Sultan Malik al-Zahir wafat tahun 1348 dan digantikan oleh putranya bernama Zainal Abidin. Ia naik takhta dalam usia yang masih muda, sehingga pemerintahan dijalankan oleh para pembesar kerajaan. Ketika armada Cina di bawah pimpinan Cheng-Ho singgah di Pasai tahun 1405, raja Pasai yang mereka temui masih Zainal Abidin. Akan tetapi ketika Cheng Ho datang lagi ke Pasai tahun 1412 Sultan Zainal Abidin telah wafat. Raja-raja Pasai berikutnya tidak tercatat dalam sejarah. Pengaruhnya telah dikalahkan oleh kerajaan Islam lainnya yaitu Kesultanan Malaka.
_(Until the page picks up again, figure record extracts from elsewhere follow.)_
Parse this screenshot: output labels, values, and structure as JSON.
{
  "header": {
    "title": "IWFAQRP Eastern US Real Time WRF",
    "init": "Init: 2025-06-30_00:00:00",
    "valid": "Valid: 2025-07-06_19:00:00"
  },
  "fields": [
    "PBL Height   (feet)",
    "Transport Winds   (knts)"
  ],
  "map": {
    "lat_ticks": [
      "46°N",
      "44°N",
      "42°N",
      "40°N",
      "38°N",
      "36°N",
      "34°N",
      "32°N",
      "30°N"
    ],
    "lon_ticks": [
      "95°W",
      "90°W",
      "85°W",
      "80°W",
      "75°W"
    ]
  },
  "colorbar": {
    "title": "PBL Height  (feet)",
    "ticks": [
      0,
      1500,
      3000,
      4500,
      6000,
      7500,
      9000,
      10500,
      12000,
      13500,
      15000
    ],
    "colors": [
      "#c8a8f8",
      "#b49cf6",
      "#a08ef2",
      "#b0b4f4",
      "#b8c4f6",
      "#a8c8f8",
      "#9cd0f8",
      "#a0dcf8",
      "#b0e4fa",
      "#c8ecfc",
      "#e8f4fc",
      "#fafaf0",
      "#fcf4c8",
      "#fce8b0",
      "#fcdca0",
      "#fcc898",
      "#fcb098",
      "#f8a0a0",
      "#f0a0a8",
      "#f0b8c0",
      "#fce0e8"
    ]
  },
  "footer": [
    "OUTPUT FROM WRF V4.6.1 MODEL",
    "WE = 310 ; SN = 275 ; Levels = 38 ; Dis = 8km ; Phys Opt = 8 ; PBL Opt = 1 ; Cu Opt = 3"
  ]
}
Nama Samudera sampai sekarang tetap abadi. Ibnu Batutah mengeja dan menyalin nama Samudera menjadi Sumatrah. Nama Sumatrah ini dipakai oleh para pelaut Arab. Nama Sumatrah ini oleh orang Eropa diucapkan Sumatera seperti yang kita kenal sekarang. Dengan demikian Pulau Sumatera merupakan terjemahan dari kata Samudera.